The strict technical definition of preterm labor is when a woman begins to have contractions and changes in her cervix before she’s 37 weeks along. Many women have contractions but no cervical change — in which case it isn’t real preterm labor. However, in order to find out whether your cervix is changing, you need to be examined.
In addition, your practitioner determines how often you’re contracting by placing you on a uterine contraction monitor (like the one used to perform a non-stress test).
The contractions associated with preterm labor are regular, persistent, and often uncomfortable. They usually start out feeling like bad menstrual cramps. (Braxton-Hicks contractions, in contrast, aren’t regular or persistent, and they usually aren’t uncomfortable.)
Preterm labor may also be associated with increased mucous discharge, bleeding, or leakage of amniotic fluid. Diagnosing preterm labor as early as possible is important. Medications aimed at arresting premature labor work best if the cervix is dilated less than 3 centimeters. If labor occurs after 35 weeks, your practitioner probably won’t try to stop your contractions except in rare circumstances (such as poorly controlled diabetes).
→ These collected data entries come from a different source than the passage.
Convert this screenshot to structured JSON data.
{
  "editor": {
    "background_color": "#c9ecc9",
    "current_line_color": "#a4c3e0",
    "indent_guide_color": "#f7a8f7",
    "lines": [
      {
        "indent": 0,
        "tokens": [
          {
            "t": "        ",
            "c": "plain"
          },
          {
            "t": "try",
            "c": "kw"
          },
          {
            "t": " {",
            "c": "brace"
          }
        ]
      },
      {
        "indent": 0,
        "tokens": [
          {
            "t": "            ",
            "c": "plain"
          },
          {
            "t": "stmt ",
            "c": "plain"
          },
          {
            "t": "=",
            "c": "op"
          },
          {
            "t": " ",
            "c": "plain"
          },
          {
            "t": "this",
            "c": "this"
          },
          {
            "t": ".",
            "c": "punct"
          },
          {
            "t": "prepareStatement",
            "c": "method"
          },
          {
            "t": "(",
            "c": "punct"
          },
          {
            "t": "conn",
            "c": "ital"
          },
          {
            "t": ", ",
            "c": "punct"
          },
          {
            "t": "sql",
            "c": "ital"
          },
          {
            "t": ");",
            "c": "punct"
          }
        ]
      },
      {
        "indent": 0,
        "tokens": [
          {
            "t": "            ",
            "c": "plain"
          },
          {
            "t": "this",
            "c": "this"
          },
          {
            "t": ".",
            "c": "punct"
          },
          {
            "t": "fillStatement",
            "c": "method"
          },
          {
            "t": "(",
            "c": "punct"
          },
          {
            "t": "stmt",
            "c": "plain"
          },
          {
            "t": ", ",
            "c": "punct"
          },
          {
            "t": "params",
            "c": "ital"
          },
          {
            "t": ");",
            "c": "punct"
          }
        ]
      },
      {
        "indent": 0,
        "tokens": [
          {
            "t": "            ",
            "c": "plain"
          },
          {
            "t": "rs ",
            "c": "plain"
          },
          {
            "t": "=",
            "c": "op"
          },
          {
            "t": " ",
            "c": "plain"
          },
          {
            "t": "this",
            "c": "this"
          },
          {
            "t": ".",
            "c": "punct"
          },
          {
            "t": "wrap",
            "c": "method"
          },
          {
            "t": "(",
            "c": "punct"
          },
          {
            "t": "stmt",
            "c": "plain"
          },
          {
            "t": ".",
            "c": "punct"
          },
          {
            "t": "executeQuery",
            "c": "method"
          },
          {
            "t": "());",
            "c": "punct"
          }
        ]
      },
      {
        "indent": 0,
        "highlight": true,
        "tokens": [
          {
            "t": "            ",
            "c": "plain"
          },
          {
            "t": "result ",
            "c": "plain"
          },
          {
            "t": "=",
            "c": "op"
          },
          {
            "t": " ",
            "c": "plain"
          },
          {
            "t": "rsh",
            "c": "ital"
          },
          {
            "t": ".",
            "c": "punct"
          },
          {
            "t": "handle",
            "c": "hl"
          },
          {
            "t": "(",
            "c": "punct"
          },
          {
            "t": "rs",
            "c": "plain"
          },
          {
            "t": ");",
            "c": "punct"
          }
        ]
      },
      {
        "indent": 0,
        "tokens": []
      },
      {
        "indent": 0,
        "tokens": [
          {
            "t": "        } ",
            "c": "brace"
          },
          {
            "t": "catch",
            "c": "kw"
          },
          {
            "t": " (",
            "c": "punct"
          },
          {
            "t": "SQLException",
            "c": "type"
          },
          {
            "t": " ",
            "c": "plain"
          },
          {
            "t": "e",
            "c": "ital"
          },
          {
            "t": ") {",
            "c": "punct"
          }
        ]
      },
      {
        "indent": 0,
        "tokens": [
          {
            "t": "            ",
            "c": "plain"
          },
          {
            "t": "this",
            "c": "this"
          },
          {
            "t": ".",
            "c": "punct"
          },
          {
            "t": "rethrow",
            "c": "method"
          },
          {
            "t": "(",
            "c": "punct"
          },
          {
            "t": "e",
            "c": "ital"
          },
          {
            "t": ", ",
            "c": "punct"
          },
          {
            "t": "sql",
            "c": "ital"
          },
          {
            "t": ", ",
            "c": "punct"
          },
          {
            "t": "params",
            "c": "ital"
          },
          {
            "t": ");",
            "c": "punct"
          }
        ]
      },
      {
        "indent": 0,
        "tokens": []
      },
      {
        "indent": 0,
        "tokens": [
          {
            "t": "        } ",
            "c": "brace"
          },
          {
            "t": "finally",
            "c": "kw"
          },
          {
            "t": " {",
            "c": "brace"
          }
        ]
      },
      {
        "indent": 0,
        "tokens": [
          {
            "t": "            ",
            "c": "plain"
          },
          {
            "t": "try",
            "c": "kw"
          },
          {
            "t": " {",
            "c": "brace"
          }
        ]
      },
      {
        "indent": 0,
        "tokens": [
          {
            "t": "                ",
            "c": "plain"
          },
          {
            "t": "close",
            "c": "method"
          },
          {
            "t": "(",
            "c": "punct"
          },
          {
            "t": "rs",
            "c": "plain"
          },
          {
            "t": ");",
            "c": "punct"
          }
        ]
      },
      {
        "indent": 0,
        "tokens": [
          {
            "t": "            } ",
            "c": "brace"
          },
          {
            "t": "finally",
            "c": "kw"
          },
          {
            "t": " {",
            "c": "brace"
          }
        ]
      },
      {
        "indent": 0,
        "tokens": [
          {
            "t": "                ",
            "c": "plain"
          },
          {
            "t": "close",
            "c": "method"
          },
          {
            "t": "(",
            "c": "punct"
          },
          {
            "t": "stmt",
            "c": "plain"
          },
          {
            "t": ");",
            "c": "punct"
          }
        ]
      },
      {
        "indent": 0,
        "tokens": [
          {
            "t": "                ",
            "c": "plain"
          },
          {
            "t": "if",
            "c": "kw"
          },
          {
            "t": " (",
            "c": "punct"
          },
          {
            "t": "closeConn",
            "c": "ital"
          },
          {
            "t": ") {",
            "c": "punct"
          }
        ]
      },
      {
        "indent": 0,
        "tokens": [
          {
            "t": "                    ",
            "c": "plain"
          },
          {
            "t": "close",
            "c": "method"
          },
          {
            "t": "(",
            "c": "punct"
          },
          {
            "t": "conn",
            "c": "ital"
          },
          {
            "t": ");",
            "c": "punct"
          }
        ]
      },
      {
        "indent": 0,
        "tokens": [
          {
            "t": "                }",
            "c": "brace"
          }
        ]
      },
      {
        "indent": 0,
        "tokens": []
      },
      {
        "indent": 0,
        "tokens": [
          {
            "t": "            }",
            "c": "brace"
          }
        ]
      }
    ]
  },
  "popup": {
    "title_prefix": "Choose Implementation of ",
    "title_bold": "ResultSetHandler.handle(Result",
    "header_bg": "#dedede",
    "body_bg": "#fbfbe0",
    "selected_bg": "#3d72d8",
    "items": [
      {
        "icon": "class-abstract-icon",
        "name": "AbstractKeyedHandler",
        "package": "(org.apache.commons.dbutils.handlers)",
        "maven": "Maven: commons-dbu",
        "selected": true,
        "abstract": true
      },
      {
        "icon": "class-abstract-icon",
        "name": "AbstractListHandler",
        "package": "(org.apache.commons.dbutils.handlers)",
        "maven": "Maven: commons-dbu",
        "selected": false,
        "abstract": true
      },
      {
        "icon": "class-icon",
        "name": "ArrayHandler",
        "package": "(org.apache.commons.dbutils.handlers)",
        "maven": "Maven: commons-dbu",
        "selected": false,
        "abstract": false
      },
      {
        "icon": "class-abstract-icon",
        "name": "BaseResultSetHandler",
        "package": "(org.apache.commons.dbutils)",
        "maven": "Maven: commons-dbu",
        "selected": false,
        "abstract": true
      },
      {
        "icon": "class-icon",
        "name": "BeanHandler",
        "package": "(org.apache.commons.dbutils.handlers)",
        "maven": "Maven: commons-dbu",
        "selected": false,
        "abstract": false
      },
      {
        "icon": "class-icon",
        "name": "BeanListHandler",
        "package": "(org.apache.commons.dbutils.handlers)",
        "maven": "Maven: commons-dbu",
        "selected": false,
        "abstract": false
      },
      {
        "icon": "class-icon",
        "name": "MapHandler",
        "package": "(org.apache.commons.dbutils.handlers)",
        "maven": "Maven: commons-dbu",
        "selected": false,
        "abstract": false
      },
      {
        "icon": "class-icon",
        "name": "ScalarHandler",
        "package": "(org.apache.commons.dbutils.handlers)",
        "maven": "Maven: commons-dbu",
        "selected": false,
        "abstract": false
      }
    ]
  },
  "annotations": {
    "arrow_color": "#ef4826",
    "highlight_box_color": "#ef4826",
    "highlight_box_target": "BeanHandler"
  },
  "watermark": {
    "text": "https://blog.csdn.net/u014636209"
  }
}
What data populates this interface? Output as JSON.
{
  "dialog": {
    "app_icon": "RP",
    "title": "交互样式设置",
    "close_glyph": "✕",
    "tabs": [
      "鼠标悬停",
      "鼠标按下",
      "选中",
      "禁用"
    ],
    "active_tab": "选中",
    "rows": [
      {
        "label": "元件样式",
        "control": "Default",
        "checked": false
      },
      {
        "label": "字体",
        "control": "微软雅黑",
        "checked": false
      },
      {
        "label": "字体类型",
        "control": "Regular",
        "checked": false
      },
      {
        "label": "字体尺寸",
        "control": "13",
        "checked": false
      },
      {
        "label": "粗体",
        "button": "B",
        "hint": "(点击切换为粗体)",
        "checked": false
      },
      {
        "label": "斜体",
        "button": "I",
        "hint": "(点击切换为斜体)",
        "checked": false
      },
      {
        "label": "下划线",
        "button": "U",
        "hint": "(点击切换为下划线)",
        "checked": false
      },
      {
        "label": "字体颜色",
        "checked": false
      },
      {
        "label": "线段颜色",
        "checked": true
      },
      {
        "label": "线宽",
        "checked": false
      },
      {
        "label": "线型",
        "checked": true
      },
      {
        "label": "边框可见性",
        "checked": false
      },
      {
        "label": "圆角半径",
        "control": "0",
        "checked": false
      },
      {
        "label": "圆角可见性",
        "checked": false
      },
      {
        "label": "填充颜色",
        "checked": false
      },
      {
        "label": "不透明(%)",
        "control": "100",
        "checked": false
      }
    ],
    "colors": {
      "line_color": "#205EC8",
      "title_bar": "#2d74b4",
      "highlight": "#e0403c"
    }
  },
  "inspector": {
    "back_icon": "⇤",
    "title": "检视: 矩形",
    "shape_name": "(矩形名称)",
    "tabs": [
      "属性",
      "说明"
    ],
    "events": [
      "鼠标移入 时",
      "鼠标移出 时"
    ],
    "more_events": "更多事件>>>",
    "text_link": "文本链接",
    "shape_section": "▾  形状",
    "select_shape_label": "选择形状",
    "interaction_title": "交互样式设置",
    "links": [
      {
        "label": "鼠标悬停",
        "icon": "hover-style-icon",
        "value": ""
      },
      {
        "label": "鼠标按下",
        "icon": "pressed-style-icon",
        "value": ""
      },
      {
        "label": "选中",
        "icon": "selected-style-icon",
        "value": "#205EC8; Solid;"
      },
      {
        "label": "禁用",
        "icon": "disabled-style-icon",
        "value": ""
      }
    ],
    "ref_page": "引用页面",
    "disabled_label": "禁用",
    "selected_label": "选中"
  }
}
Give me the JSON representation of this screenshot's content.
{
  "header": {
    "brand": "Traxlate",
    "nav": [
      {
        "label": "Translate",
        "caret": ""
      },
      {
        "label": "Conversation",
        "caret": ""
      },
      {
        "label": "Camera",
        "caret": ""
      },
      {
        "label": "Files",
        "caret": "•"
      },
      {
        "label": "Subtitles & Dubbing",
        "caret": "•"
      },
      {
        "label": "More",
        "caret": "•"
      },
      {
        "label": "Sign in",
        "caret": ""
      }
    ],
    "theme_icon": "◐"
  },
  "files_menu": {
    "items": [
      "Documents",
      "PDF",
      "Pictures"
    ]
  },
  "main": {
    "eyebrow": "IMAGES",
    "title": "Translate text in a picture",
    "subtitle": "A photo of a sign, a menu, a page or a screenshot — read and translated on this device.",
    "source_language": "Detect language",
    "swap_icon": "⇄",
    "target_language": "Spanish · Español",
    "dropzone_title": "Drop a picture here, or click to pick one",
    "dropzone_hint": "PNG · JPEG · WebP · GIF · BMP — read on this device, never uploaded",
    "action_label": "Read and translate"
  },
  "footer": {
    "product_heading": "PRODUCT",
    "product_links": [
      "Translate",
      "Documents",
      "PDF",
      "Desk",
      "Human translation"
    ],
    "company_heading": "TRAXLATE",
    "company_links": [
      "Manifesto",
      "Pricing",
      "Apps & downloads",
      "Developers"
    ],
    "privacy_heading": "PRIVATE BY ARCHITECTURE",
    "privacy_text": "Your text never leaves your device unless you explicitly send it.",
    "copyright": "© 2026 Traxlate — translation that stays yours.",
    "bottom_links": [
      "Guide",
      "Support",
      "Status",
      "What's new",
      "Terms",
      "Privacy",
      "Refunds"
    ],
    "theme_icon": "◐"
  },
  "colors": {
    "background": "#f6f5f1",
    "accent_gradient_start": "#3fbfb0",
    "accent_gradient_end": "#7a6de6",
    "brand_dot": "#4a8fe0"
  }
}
If you find that you’re having regular, uncomfortable, persistent contractions (more than five or six in an hour) and you’re not yet 35 to 36 weeks pregnant, call your practitioner. The only way to tell whether you’re experiencing real preterm labor is to be examined. Also, if you think your membranes have ruptured (your water has broken) or if you’re having any bleeding, call your practitioner right away.